Spìnghele

Spìnghele s.m. = Spillo

Sottile asticella metallica, appuntita a un’estremità e munita di capocchia all’altra, che serve per fissare provvisoriamente lembi di tessuto, fogli di carta, ecc.

Deriva dal francese épingle.

La parlata moderna usa il termine simil-italiano ‘u spille, ma non è dialetto.

Córte e malecavéte

Corto e malnato.

Questo detto si riferiva a persone di bassa statura ritenute erroneamente di animo malvagio, nate sotto cattivi auspici, vittime di un destino ingrato.

Secondo una credenza finalmente debellata, i soggetti bassi di statura non crescerebbero in altezza a causa della loro innata malizia. Tutte fandonie!

Mio cognato rispose ai colleghi camionisti tedeschi spilungoni, che lo punzecchiavano a causa della sua statura, che l’altezza giusta per un uomo vero era la sua, di cm 158: tutti i centimetri in eccesso indicavano la misura di…un pieno di merda!

Ah ah ah! Risate e birra a volontà offerta dagli amici Teutonici pieni di…birra!

Pruffidjüse

Pruffidjüse agg., s.m. = Litigioso, contestatore

Puntiglioso, testardo, cocciuto, che mostra ostinazione, caparbietà per partito preso.
Sovente è anche litigioso, perché presume che solo le sue idee sono quelle valide.
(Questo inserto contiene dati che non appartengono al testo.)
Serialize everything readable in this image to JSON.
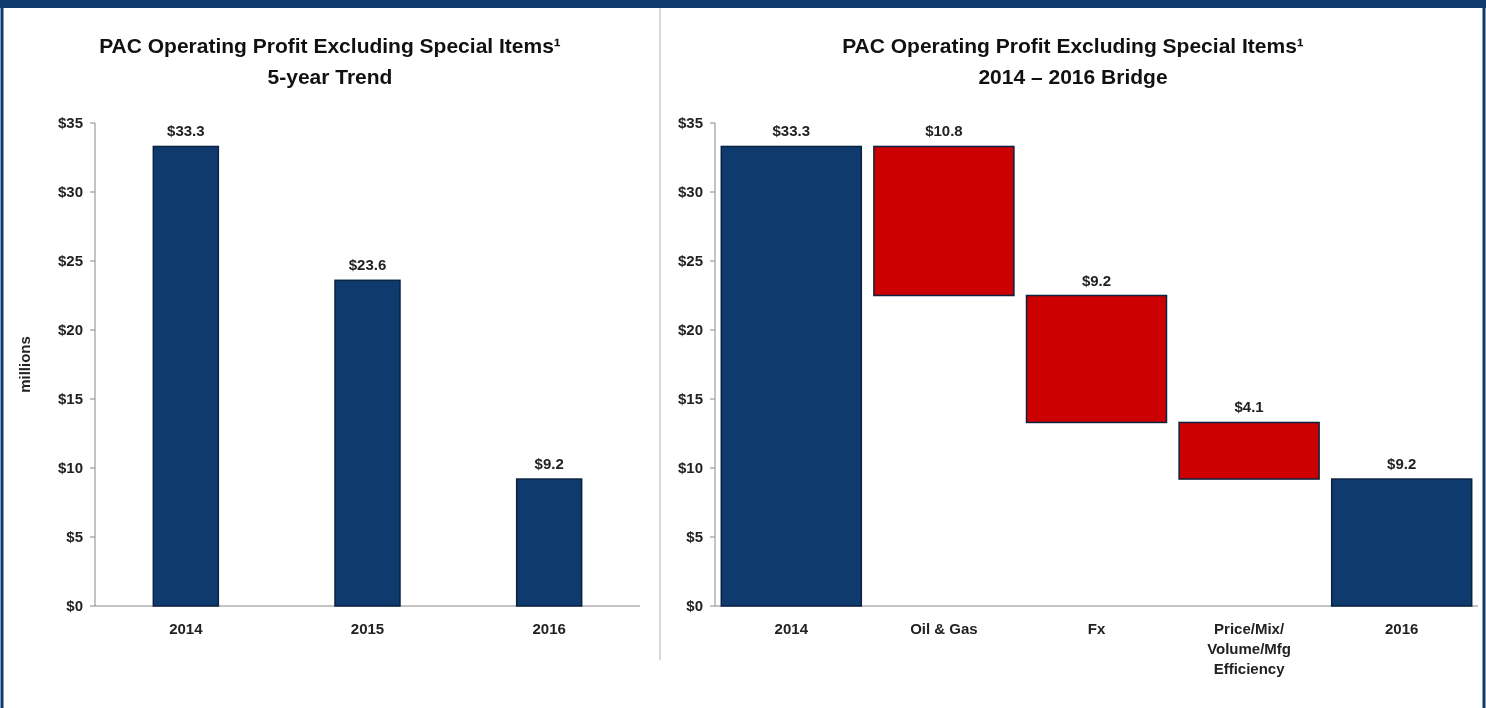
{
  "chart_data": [
    {
      "type": "bar",
      "title": "PAC Operating Profit Excluding Special Items¹",
      "subtitle": "5-year Trend",
      "ylabel": "millions",
      "categories": [
        "2014",
        "2015",
        "2016"
      ],
      "values": [
        33.3,
        23.6,
        9.2
      ],
      "value_labels": [
        "$33.3",
        "$23.6",
        "$9.2"
      ],
      "color": "#0f3a6e",
      "ylim": [
        0,
        35
      ],
      "yticks": [
        {
          "value": 0,
          "label": "$0"
        },
        {
          "value": 5,
          "label": "$5"
        },
        {
          "value": 10,
          "label": "$10"
        },
        {
          "value": 15,
          "label": "$15"
        },
        {
          "value": 20,
          "label": "$20"
        },
        {
          "value": 25,
          "label": "$25"
        },
        {
          "value": 30,
          "label": "$30"
        },
        {
          "value": 35,
          "label": "$35"
        }
      ],
      "grid": false
    },
    {
      "type": "bar",
      "title": "PAC Operating Profit Excluding Special Items¹",
      "subtitle": "2014 – 2016 Bridge",
      "categories": [
        "2014",
        "Oil & Gas",
        "Fx",
        "Price/Mix/Volume/Mfg Efficiency",
        "2016"
      ],
      "values": [
        33.3,
        10.8,
        9.2,
        4.1,
        9.2
      ],
      "value_labels": [
        "$33.3",
        "$10.8",
        "$9.2",
        "$4.1",
        "$9.2"
      ],
      "base": [
        0,
        22.5,
        13.3,
        9.2,
        0
      ],
      "colors": [
        "#0f3a6e",
        "#cc0000",
        "#cc0000",
        "#cc0000",
        "#0f3a6e"
      ],
      "ylim": [
        0,
        35
      ],
      "yticks": [
        {
          "value": 0,
          "label": "$0"
        },
        {
          "value": 5,
          "label": "$5"
        },
        {
          "value": 10,
          "label": "$10"
        },
        {
          "value": 15,
          "label": "$15"
        },
        {
          "value": 20,
          "label": "$20"
        },
        {
          "value": 25,
          "label": "$25"
        },
        {
          "value": 30,
          "label": "$30"
        },
        {
          "value": 35,
          "label": "$35"
        }
      ],
      "grid": false
    }
  ]
}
Insomma è meglio stare alla larga da costui.

Al femminile suona: pruffedjöse

Pruffedjéje

Pruffedjéje v.i. = Contestare

Mettere in dubbio, in discussione un’affermazione o qls argomento, criticando in modo radicale ogni antagonista alle sue idee.
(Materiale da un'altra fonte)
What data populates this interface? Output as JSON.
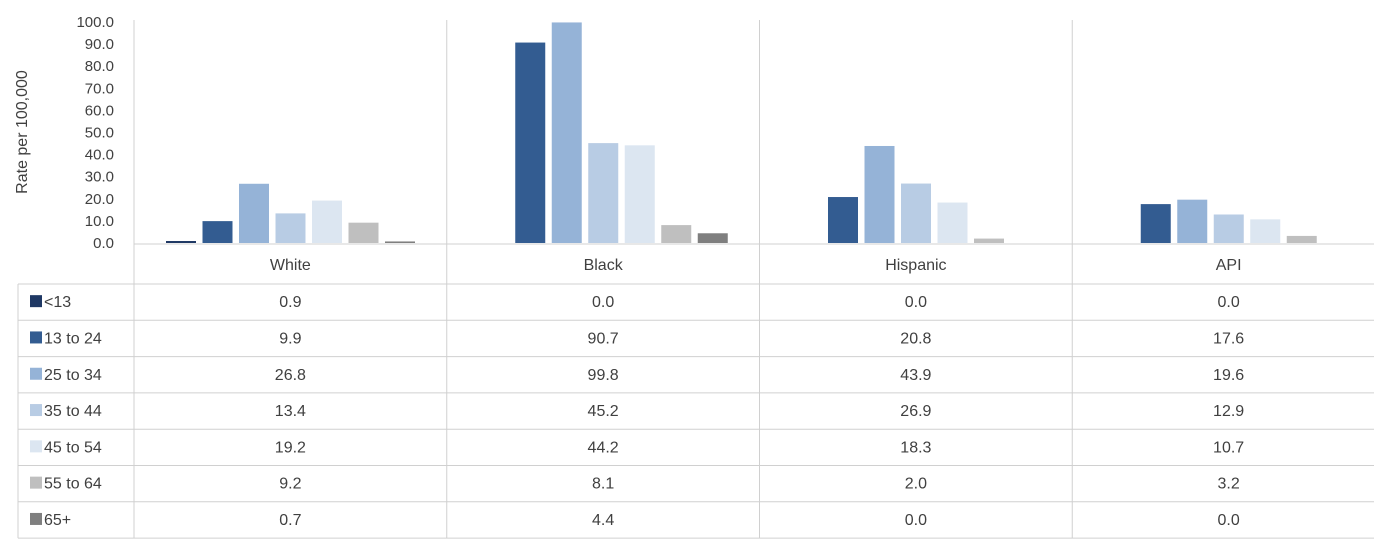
{
  "chart_data": {
    "type": "bar",
    "ylabel": "Rate per 100,000",
    "ylim": [
      0,
      100
    ],
    "yticks": [
      "0.0",
      "10.0",
      "20.0",
      "30.0",
      "40.0",
      "50.0",
      "60.0",
      "70.0",
      "80.0",
      "90.0",
      "100.0"
    ],
    "categories": [
      "White",
      "Black",
      "Hispanic",
      "API"
    ],
    "legend": "data-table",
    "series": [
      {
        "name": "<13",
        "color": "#1f3864",
        "values": [
          0.9,
          0.0,
          0.0,
          0.0
        ],
        "labels": [
          "0.9",
          "0.0",
          "0.0",
          "0.0"
        ]
      },
      {
        "name": "13 to 24",
        "color": "#335c91",
        "values": [
          9.9,
          90.7,
          20.8,
          17.6
        ],
        "labels": [
          "9.9",
          "90.7",
          "20.8",
          "17.6"
        ]
      },
      {
        "name": "25 to 34",
        "color": "#95b3d7",
        "values": [
          26.8,
          99.8,
          43.9,
          19.6
        ],
        "labels": [
          "26.8",
          "99.8",
          "43.9",
          "19.6"
        ]
      },
      {
        "name": "35 to 44",
        "color": "#b8cce4",
        "values": [
          13.4,
          45.2,
          26.9,
          12.9
        ],
        "labels": [
          "13.4",
          "45.2",
          "26.9",
          "12.9"
        ]
      },
      {
        "name": "45 to 54",
        "color": "#dce6f1",
        "values": [
          19.2,
          44.2,
          18.3,
          10.7
        ],
        "labels": [
          "19.2",
          "44.2",
          "18.3",
          "10.7"
        ]
      },
      {
        "name": "55 to 64",
        "color": "#bfbfbf",
        "values": [
          9.2,
          8.1,
          2.0,
          3.2
        ],
        "labels": [
          "9.2",
          "8.1",
          "2.0",
          "3.2"
        ]
      },
      {
        "name": "65+",
        "color": "#7f7f7f",
        "values": [
          0.7,
          4.4,
          0.0,
          0.0
        ],
        "labels": [
          "0.7",
          "4.4",
          "0.0",
          "0.0"
        ]
      }
    ]
  }
}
U zùppe Fracchjaccöne scappöve annànze…

Lo zoppo Fracchiaccone correva avanti.

Era una specie di sfottò diretto verso qlcu che affrettandosi, forse volontariamente, non coordinava i suoi movimenti, e perdeva ridicolmente tempo a raccogliere cianfrusaglie non necessarie in un momento di emergenza.

Uì, mò ce arretüre ‘u zuppe Fracchjaccöne… = Eccolo, solo adesso si presenta lo zoppo Fracchiaccone…

Il manzoniano festina lente.

È solo il primo verso di un Detto in endecasillabi (ben ritmati, probabilmente facenti parte di una canzone il cui motivo si è perso negli anni) che descrive l’impresa impossibile di una banda di ladri scalcagnati:

‘U zùppe Fracchjaccöne scappöve annànze,
‘U cjiche lu mettèrene alla vedüte,
‘U sorde lu mettèrene alla sendüte.
L’öme senza vrazze cugghjöve i pöre
la fèmene alla nüte pegghjöve nzüne.

Lo zoppo Fracchiaccone correva avanti, il cieco lo misero in avvistamento, il sordo all’ascolto, l’uomo privo di braccia raccoglieva le pere (e dall’albero le lanciava giù), la donna ignuda le parava in grembo.
Chissà se continuava la storiella….

Quando ero piccolo, mi affascinava la donna nuda.
Ma non nel senso che credete voi, malepenzànde: avevo solo sei anni!

Mi chiedevo: ma come caspita faceva la poverina a prendere le pere lanciate dall’albero se non aveva la veste e nemmeno un grembiule per fare le parate?